There are several options that you can configure for Safe Attachments: monitor, block, replace, and Dynamic Delivery. All attachments, before delivery, are scanned in a sandbox for malicious content. With Dynamic Delivery, the e-mail gets delivered in the user’s inbox, and with a slight delay, the attachment will be attached to the e-mail if the attachment considered to be safe. The slight delay will have a user-impact since the e-mail is delivered first and the attachment later.
Safe Links is a feature that protects the organization from malicious links sent in an e-mail. The original URL will be re-written after being scanned. The original URL will still be shown by the end-user to prevent confusion, but when the user clicks the link, it will first go to “safelinks.protection.outlook.com/?url=<original url>” for monitoring purposes. Once a user clicks a link, Microsoft knows who clicked the link since it first goes to the re-written link before the user visits the original URL. During an incident, it is nearly effortless to detect which user clicked the link to mitigate the attack by acting (a password reset, for example).
Anti-Phishing policies use machine learning models and advanced impersonation-detection algorithm to prevent impersonation of users and domains.
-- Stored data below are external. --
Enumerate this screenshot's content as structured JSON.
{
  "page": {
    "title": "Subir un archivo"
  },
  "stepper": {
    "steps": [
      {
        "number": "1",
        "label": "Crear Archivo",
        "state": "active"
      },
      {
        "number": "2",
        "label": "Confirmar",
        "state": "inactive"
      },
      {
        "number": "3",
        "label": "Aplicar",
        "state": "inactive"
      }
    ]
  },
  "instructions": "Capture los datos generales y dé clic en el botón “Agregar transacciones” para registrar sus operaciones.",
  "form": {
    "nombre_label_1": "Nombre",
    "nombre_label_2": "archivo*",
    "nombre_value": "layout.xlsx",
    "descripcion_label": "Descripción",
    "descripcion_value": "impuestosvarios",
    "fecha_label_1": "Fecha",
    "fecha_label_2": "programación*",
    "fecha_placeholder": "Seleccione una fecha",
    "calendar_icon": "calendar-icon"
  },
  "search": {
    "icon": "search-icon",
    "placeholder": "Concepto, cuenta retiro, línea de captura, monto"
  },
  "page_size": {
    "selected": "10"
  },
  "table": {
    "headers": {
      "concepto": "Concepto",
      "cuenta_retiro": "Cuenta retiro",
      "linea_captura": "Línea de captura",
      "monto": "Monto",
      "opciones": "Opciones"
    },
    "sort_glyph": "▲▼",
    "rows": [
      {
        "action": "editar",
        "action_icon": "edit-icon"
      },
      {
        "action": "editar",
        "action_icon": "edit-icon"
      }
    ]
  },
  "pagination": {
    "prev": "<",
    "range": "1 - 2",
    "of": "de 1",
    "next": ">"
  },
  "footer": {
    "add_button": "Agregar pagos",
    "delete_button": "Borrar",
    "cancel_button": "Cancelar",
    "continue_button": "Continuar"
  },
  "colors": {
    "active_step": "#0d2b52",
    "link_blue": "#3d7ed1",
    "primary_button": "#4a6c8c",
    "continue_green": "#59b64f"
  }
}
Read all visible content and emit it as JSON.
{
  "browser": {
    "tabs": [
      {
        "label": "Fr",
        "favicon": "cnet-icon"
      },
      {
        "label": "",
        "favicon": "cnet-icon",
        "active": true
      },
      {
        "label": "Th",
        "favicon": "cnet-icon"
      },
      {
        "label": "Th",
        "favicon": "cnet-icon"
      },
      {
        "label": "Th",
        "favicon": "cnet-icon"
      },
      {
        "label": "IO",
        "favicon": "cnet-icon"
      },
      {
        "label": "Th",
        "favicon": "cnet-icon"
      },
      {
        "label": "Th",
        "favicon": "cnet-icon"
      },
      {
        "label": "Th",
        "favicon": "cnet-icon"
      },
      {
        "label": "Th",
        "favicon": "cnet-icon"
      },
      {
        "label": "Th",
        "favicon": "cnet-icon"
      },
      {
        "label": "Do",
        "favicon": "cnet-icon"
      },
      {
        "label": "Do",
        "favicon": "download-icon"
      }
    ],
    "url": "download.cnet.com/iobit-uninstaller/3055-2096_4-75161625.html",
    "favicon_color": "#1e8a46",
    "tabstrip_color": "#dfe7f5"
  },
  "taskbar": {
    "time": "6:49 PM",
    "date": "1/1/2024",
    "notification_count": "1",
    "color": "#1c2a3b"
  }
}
When the sending domain or sending user has suspecting malicious intent, Anti-Phishing will prevent the e-mail from delivery. An administrator can set different options what will happen with suspicious e-mail. So if your company is called thalpius.com and you will receive an e-mail from thallpius.com (hence the double L), the e-mail is marked as suspicious if other indicators identify as spam. A suspicious e-mail can be as simple if the sender’s name is the same as the recipient’s name, the signature used in an e-mail, text in the body’s content, etc.
Zero-hour Auto Purge
Even with all these countermeasures in place, more advanced hackers will eventually get an e-mail delivered in the mailbox. When this happens, Explorer is the tool to hunt manually, but there’s an automated tool as well called Zero-hour Auto Purge (ZAP). ZAP is an e-mail protection feature that retroactively detects and neutralizes (e.q. deleting) malicious phishing, spam, or malware messages delivered to Exchange Online mailboxes. If Microsoft identifies a malicious e-mail, ZAP will remove the malicious e-mail in all Exchange Online mailboxes.
At the beginning of the blog post, I mentioned: “awareness of your employees is critical.” Microsoft recognizes this as well and created a feature called the Attack Simulator. Attack simulator contains four simulated attacks that you can use to higher the user’s awareness within your tenant. The four attacks include; Spear Phishing (Credential Harvesting), Spear Phishing (Attachment), Brute Force Password (Dictionary Attack), Password Spray Attack.
Microsoft Office 365 ATP is a separate license, but it comes with additional license plans as well. There are two different licenses: Plan 1 and Plan 2. Microsoft Office 365 ATP Plan 2 includes Microsoft Office 365 ATP Plan 1, including Threat Tracker, Explorer (advanced threat investigation), Automated investigation and response, and the Attack Simulator.
Microsoft Office 365 ATP Plan 1 comes with the following license plan: Microsoft 365 Business Premium.
Microsoft Office 365 ATP Plan 2 comes with the following license plans: Office 365 E5, Office 365 A5, and Microsoft 365 E5.